Yayasan Polri, Muhammadiyah, TNI Penguasa Dapur SPPG

Yayasan Polri, Muhammadiyah, TNI Penguasa Dapur SPPG/(Foto Ai hanya ilustrasi)

Absurdnya lagi, kata Askar, kalau pengelolaan diserahkan kepada sekolah atau komunitas kecil, maka aliran uang sekitar Rp6 juta per dapur setiap hari tidak lagi terkonsentrasi di kelompok besar. Pesona ekonomi politiknya bisa langsung buyar. Ia menyebut model ini sebagai corporate welfare berkedok omprengan, subsidi justru lebih menguntungkan pemain besar dari masyarakat kecil.

Yang lebih membuat orang mengangkat alis, menurut Askar, pengelola SPPG disebut-sebut mampu mencapai balik modal hanya dalam waktu sekitar enam bulan. Itu lebih cepat dari menunggu durian berbuah. Kalau keuntungan datang secepat itu, siapa yang rela menutup pintu dapurnya?

Lalu muncul cerita yang bikin pembaca garuk-garuk kepala. Salah satu contoh yang diangkat adalah pencatatan harga telur yang disebut bisa berada di atas Rp30.000 per kilogram, padahal harga pasar disebut jauh lebih rendah. Wak, kalau begitu itu bukan telur ayam lagi. Mungkin telur dinosaurus yang baru digali dari dasar bumi, atau telur emas peninggalan kerajaan kuno. Selisih harga sekecil apa pun, kalau dikalikan ribuan dapur setiap hari, nilainya bisa berubah menjadi angka yang membuat kalkulator ikut demam.

Yang paling menggelitik justru ada di ujung cerita. Menurut kritik Askar, tiga kelompok yang paling paham kebutuhan gizi anak, yakni orang tua, guru, dan petugas posyandu, justru tidak diberi peran besar dalam menentukan menu maupun mengelola anggaran. Alasannya dipertanyakan. Sebab, jika mereka ikut menghitung, bisa saja muncul perdebatan, biaya makanan bergizi diperkirakan hanya sekitar Rp5.000 hingga Rp7.000 per anak, sementara dana yang dialokasikan berada di kisaran Rp15.000 hingga Rp20.000 per porsi.

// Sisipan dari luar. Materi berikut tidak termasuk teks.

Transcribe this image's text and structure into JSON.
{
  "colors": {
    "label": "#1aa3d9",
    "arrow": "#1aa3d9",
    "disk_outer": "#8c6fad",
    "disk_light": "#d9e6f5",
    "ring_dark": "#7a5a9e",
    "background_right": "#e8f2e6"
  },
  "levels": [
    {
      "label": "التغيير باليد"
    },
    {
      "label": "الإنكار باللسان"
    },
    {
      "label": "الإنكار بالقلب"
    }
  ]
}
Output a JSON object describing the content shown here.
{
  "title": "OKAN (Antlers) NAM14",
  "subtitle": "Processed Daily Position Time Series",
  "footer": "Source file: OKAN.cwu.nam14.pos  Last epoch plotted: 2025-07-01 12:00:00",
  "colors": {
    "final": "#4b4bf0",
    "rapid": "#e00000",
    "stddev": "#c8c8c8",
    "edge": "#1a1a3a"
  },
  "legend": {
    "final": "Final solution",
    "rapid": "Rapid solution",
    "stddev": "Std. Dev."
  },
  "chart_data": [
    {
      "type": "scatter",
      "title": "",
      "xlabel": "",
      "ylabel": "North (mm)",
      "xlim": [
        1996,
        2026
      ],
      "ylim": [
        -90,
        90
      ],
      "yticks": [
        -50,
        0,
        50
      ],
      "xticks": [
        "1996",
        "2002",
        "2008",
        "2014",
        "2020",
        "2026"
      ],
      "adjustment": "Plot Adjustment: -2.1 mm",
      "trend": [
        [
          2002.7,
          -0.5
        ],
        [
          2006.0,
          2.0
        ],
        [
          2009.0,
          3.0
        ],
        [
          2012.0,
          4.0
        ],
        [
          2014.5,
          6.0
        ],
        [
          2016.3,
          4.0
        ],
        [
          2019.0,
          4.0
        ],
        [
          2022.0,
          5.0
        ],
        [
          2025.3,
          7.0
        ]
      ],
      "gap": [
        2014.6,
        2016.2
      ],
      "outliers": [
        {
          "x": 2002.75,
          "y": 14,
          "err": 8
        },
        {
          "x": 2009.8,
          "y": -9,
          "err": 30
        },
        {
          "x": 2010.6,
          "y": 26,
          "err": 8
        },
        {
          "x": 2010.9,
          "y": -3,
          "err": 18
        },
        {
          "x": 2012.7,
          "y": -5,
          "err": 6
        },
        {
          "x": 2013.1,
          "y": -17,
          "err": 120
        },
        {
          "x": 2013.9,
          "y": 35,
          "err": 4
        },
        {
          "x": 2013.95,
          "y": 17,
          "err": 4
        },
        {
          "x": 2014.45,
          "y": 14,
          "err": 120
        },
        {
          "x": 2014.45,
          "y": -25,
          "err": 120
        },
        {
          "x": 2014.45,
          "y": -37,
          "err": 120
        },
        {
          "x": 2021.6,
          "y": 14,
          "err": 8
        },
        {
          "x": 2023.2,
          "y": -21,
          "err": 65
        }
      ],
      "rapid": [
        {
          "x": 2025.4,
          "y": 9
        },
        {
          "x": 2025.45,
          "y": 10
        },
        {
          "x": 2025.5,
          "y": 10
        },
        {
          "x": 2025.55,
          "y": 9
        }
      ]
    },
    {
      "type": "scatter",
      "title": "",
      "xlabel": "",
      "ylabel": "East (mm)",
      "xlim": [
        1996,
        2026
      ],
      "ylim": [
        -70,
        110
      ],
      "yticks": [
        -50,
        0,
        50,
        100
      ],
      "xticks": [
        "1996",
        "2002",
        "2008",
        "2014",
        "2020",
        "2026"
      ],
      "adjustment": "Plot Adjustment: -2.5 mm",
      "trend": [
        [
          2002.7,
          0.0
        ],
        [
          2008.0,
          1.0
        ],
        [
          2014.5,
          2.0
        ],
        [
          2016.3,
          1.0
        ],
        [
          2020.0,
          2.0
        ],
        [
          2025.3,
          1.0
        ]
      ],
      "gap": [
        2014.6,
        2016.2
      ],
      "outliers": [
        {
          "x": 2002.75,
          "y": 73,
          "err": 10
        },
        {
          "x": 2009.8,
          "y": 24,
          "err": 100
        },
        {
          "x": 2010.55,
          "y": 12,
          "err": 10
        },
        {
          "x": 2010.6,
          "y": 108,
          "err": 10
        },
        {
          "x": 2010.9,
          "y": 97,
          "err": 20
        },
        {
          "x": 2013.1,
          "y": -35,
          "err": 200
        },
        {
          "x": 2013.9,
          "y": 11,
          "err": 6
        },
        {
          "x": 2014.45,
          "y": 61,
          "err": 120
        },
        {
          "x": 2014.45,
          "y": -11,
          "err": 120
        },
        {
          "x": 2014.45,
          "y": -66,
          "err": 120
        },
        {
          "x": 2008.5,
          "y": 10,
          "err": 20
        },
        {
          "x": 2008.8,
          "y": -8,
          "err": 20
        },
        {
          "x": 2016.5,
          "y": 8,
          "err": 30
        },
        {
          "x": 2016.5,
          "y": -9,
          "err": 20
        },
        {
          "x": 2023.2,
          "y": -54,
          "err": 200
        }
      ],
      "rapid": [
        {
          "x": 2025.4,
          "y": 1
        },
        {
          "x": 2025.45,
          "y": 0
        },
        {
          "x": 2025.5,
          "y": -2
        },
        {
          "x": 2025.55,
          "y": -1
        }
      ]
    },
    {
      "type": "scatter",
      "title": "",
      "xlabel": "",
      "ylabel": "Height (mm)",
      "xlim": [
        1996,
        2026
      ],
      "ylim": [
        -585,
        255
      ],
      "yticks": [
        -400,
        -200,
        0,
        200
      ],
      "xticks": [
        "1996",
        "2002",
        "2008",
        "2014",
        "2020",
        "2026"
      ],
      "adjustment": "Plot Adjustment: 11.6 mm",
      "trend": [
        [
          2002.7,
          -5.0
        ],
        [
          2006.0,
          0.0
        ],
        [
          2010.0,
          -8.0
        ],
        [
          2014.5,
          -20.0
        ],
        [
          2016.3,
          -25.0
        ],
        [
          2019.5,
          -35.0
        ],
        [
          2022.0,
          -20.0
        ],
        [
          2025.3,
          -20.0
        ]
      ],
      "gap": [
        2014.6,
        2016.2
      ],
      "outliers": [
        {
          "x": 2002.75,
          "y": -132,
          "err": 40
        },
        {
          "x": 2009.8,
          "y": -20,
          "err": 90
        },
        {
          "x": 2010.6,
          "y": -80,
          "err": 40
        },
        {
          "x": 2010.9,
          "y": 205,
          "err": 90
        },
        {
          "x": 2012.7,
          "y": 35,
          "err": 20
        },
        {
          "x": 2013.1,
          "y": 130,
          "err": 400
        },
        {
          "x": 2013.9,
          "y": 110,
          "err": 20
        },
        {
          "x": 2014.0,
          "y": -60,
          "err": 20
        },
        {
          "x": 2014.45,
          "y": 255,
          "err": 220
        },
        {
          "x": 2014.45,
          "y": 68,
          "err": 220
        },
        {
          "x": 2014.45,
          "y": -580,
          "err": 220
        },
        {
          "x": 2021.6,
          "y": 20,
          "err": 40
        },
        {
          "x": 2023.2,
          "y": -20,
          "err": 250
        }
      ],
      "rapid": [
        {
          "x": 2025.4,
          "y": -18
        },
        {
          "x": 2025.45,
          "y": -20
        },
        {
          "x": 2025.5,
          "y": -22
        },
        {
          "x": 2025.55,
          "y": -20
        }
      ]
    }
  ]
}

Di sinilah kontroversinya semakin panas. Selisih anggaran itulah yang dipertanyakan ke mana arahnya. Kritik-kritik seperti ini membuat program MBG terus menjadi bahan diskusi publik. Di satu sisi, tujuannya mulia: memberi makan anak-anak Indonesia. Di sisi lain, muncul tuntutan agar pengelolaan anggaran dilakukan secara transparan, akuntabel, dan terbuka terhadap pengawasan.

Karena pada akhirnya, dapur memang tempat memasak. Tetapi kalau dapur sudah berubah menjadi simbol kekuasaan, maka yang diperebutkan bukan lagi sekadar nasi, melainkan kendali atas uang, pengaruh, dan masa depan sebuah program raksasa.